One of the most famous images from the Ebbo Gospels is a painting done of St Matthew. He is pictured as a scribe, with a quill in one hand and an ink horn in the other, writing in a book outside. A tiny angel, the symbol for St Matthew, is pictured in the upper right hand corner, watching over him as he works. It is the perfect example of the shivering style, for the brush strokes are wild with a frenzied passion. The image is very active and appears to almost vibrate off the page. However, this is not the only interesting thing about the image. Some of the colors, particularly the greens and pinks were new for their time, and we know that a wealthy patron had this commissioned because there is gold leaf streaked throughout.
A very different image of St Matthew can be seen in the Coronation Gospels. However, it is not the content, or even the layout of the image that makes it so drastically different, it is simply the style. This version of St. Matthew is from the same era, but is done in a much more classical style. The strokes are much softer and blended, making for a more relaxing image.
A coronation gospel is traditionally, an illuminated manuscript on present at every coronation of the Roman kings, on which the gospel oath was sworn. They were bound with a fully 3D relief cover of gold and covered with glittering precious stones, befitting a king. God is depicted in the center with the Virgin Mary on the side. The symbols of the four evangelists are on each corner. The gospels were written and illuminated in Aachen around 795 AD. The script was written with golden ink on purple pages, which shows the importance and gives you an idea of the cost of the book. Gold, in itself, has always been a luxery, but historically, purple was the color of royalty because it was so expensive to make. The color could only be made with tens of thousands of ground up shells from a certain variety of snail.
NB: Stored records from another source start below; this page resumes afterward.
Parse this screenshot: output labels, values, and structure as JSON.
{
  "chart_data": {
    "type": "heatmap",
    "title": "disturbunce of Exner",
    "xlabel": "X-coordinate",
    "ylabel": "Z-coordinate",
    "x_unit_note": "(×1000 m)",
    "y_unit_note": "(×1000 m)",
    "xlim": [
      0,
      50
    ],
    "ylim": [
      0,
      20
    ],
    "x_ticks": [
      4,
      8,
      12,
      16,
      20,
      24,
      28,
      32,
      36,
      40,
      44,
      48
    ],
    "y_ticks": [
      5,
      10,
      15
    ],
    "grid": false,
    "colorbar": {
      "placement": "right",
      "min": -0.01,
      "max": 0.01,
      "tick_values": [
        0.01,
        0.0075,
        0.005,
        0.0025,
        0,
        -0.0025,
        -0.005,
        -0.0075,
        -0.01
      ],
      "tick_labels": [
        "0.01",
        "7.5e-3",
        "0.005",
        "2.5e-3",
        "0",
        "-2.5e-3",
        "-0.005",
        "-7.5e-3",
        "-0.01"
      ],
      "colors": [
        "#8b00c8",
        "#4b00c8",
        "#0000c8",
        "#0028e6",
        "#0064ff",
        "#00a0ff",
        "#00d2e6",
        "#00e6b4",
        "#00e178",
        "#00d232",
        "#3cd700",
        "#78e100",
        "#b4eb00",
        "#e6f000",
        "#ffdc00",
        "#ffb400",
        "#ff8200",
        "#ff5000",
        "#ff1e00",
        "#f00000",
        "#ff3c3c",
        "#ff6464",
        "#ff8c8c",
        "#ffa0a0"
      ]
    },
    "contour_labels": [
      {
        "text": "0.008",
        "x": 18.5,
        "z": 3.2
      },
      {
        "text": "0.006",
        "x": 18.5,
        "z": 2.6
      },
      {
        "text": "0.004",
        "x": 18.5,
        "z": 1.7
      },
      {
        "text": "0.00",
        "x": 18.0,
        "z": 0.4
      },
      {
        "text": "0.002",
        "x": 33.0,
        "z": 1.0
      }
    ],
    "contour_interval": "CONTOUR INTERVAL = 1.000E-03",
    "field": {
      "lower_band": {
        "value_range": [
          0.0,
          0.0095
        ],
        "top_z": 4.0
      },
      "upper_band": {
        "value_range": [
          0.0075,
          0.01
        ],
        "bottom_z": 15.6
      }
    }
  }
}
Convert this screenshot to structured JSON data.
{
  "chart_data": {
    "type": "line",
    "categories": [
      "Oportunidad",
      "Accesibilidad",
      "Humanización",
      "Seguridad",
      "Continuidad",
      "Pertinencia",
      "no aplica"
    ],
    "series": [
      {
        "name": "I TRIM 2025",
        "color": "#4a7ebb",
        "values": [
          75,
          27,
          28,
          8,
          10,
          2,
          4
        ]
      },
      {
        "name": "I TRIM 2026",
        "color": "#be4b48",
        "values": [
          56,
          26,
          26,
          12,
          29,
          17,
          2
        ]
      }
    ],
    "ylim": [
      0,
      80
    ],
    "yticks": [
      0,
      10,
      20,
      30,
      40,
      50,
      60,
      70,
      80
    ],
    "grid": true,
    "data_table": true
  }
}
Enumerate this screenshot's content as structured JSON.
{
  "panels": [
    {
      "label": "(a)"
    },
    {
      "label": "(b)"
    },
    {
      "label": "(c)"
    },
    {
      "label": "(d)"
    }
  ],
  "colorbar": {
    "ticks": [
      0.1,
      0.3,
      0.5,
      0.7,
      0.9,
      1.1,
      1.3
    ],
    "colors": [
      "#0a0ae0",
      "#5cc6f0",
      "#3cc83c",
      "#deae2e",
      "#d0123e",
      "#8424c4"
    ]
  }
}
Included below is a really great video of some Art Historians talking about the highlights of the painting of St Matthew from the Ebbo Gospel. They do some comparison between Matthew of the Ebbo Gospel and Matthew of the Coronation Gospel as well. It is well worth listening to.
I have also included below paintings of the other three evangelists from the Ebbo Gospel. As I was researching these illuminated manuscripts, I quickly realized that the picture of St Matthew was much more famous than the pictures of Mark, Luke, or John. I am not entirely sure why this is, and nothing I found told me what made St Matthew so much more intriguing. Possibly, St Matthews painting is more vivid and vibrant than the others. Possibly the story behind the patron Saint is more interesting and famous.
Below is a study I did of the little angel that watches over St Matthew in the picture of St Matthew from the Ebbo Gospels. In doing this study, I was actually really surprised with what I found. If you zoom in on the image, it looks like it would be fairly simple to sketch, but there is so much more detail than one might think. I used a pencil and a technical pen to sketch this image. Both have very fine points. Upon closer examination, you can tell that the image was done with a pen that had a flat tip, much like a calligraphy pen. It is almost impossible to duplicate the strokes, the messy urgency, the vibrant feeling, without a pen of the same sort. The hardest part was the end of the strokes. If you look closely at the original image, you can see that the end of every line has a little corner that is turned up or some kind of nub on it. It is that reason that it is so hard to duplicate. The other thing I learned from doing this study, is that they did not need to use very many lines in order to communicate to the viewer that this was an angel, the symbol of St Matthew. There were not very many hard lines that one would use to form the outline of what they were drawing. However, there were many other strokes and colors, other than the ones that I have included, used in this image. All of them were messy and vibrant, keeping with the style of the rest of the painting.